Sasson presented statistics that spell out the problem. Only one in 10 people who suffer cardiac arrest survives. One in five cardiac arrests happen in a public location, and an AED is used in only one of every 10 of the those arrests.

"There's that huge gap," Sasson said. "Presumably, these are all people who are out walking and talking and have an arrest. We have the ability to help them, and we don't. We don't know where (the AEDs) are."

Currently, Denver and other cities collect some information about AEDs, but little is known about the location and numbers of these devices throughout the communities. With AEDs used in fewer than 3 percent of cardiac arrest cases, the goal is to get that percentage much higher -- through a registry of their locations as well as greater public awareness of the devices.

The pilot will start as a state registry and expand, by partnering with Cardiac Arrest Registry to Enhance Survival, to a national registry. The complex effort requires a multidisciplinary, collaborative approach, Sasson said.

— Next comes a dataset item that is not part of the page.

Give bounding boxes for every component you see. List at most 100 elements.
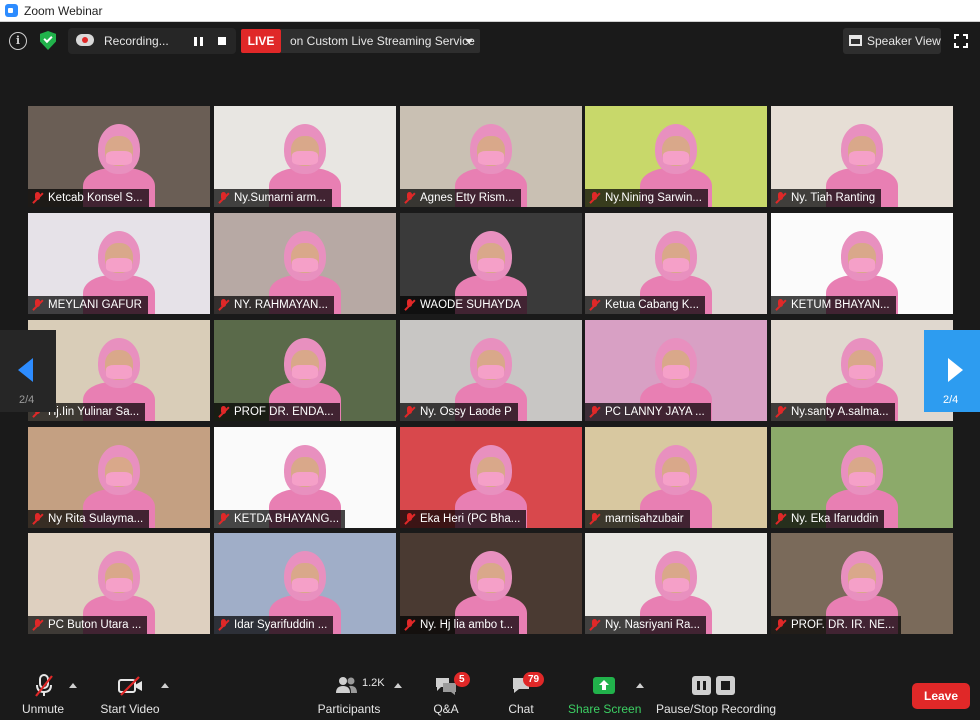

"Hopefully, we'll be the leader in terms of figuring out all the rural, frontier and urban issues that we know are going to happen," she said. "How do we encourage people from all walks of life, essentially, to participate in this and then how do we integrate that data into the 911 system because every 911 system is completely different."

Welcoming the group to campus for its all-day work session were Richard Krugman, MD, dean of the CU medical school, and Richard Zane, MD, chair of the Emergency Medicine department.

Zane said "there is no subtlety" in the university's innovative approaches to science. "This program fits squarely in the sweet spot of Emergency Medicine, where we are unabashedly committed to saving lives," he said. "We care for our community in this way. The programs we are going to implement are going to be national models. You are looking at a completely different way for approaching cardiac arrest. The lives you save by successfully completing this program are going to be exponential."

The Denver pilot project is part of a broader FDA initiative to improve AEDs.

(Photo: Mary Tappe, right, a cardiac arrest survivor, talks at the Pilot AED Registry meeting as Comilla Sasson, MD, Department of Emergency Medicine, looks on).